[459]. Revis v. Smith, 18 C. B. 126; Henderson v. Broomhead, 4 H. & N. 569; Dawkins v. Rokeby, L. R. 7 H. L. 744, L. R. 8 Q. B. 255 (military court of inquiry); Goffin v. Donnelly, 6 Q. B. D. 307 (select committee of House of Commons); Gompas v. White, 6 T. L. R. 20; Watson v. Jones, [1905] A. C. 480 (privilege extends to statement to client and solicitor in preparation of case for trial); Terry v. Fellows, 21 La. Ann. 375; Hunckle v. Voneiff, 69 Md. 173; Dodge v. Gilman, 122 Minn. 177; Runge v. Franklin, 72 Tex. 585; Kennedy v. Hilliard, 10 Ir. C. L. R. 195 Accord. But the English courts do not extend the doctrine to hearings before an administrative board. Atwood v. Chapman, 111 L. T. 726.

See also Hutchinson v. Lewis, 75 Ind. 55; Liles v. Gaster, 42 Ohio St. 631.

In Dawkins v. Lord Rokeby, supra, Lord Penzance said: “It is said that a statement of fact of a libellous nature which is palpably untrue—known to be untrue by him who made it, and dictated by malice—ought to be the subject of a civil remedy, though made in the course of a purely military inquiry. This mode of stating the question assumes the untruth and assumes the malice. If by any process of demonstration, free from the defects of human judgment, the untruth and malice could be set above and beyond all question or doubt, there might be ground for contending that the law of the land should give damages to the injured man.

“But this is not the state of things under which this question of law has to be determined. Whether the statements were, in fact, untrue, and whether they were dictated by malice, are, and always will be, open questions, upon which opinions may differ, and which can only be resolved by the exercise of human judgment. And the real question is, whether it is proper on grounds of public policy to remit such questions to the judgment of a jury. The reasons against doing so are simple and obvious. A witness may be utterly free from malice, and may yet in the eyes of a jury be open to that imputation; or, again, the witness may be cleared by the jury of the imputation, and may yet have to encounter the expenses and distress of a harassing litigation. With such possibilities hanging over his head, a witness cannot be expected to speak with that free and open mind which the administration of justice demands.

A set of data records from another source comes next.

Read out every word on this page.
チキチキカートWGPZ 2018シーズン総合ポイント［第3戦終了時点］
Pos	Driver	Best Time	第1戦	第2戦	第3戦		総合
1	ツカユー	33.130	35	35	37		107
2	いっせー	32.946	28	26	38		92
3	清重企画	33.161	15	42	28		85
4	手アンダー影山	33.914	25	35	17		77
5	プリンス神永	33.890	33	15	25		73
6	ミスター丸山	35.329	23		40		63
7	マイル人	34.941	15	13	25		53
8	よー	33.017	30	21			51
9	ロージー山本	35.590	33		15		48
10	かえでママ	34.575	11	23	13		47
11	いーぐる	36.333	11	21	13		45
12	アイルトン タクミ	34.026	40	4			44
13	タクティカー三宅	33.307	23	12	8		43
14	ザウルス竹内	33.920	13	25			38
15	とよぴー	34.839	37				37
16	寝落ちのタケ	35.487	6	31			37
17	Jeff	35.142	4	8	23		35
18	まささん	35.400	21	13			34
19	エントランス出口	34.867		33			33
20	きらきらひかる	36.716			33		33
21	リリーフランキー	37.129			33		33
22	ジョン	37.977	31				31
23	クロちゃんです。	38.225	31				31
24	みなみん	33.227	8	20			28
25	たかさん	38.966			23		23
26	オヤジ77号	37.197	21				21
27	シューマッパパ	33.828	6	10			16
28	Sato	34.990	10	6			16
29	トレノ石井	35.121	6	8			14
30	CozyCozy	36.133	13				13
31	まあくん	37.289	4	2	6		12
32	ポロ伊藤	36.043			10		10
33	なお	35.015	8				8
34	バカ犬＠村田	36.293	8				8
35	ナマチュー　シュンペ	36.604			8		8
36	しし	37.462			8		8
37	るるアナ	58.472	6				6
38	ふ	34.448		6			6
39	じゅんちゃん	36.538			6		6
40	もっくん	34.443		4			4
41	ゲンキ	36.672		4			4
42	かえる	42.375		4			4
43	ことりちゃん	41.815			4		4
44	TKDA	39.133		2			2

“These considerations have long since led to the legal doctrine that a witness in the courts of law is free from any action; and I fail to perceive any reason why the same considerations should not be applied to an inquiry such as the present, and with the same result.”

[460]. The statement, arguments of counsel and parts of the opinion are omitted.

[461]. “White v. Carroll, rightly understood, is in harmony with the other cases. The case shows that the court held that the answer given to the question put to the defendant as a witness before the surrogate was not material and pertinent to the inquiry; and further held it was privileged if the defendant, when he gave it, in good faith believed that it was; and whether he so believed, was a question of fact to be determined by the jury. Had the evidence proved that the answer was material and pertinent, the court must have held it privileged, irrespective of the defendant’s belief upon the subject.” Grover, J., in Marsh v. Ellsworth, 50 N. Y. 309, 313.

“It seems to be settled by the English authorities that judges, counsel, parties, and witnesses are absolutely exempted from liability to an action for defamatory words published in the course of judicial proceedings; and that the same doctrine is generally held in the American courts, with the qualification, as to parties, counsel, and witnesses, that their statements made in the course of an action must be pertinent and material to the case.” Lord, J., in McLaughlin v. Cowley, 127 Mass. 316, 319.

“The examination of witnesses is regulated by the tribunal before which they testify, and if witnesses answer pertinently questions asked them by counsel which are not excluded by the tribunal, or answer pertinently questions asked them by the tribunal, they ought to be absolutely protected. It is not the duty of a witness to decide for himself whether the questions asked him under the direction of the tribunal are relevant. As the witness is sworn to tell the whole truth relating to the matter concerning which his testimony is taken, he ought also to be absolutely protected in testifying to any matter which is relevant to the inquiry, or which he reasonably believes to be relevant to it. But a witness ought not to be permitted with impunity to volunteer defamatory statements which are irrelevant to the matter of inquiry, and which he does not believe to be relevant. This statement of the law we think, is supported by the decisions in this Commonwealth. The English decisions, perhaps, go somewhat further than this in favor of a witness; certainly they apply the rule liberally for his protection.” Field, J., in Wright v. Lothrop, 149 Mass. 385, 389.

The principal case and the preceding extracts in this note represent the views of the American courts in general.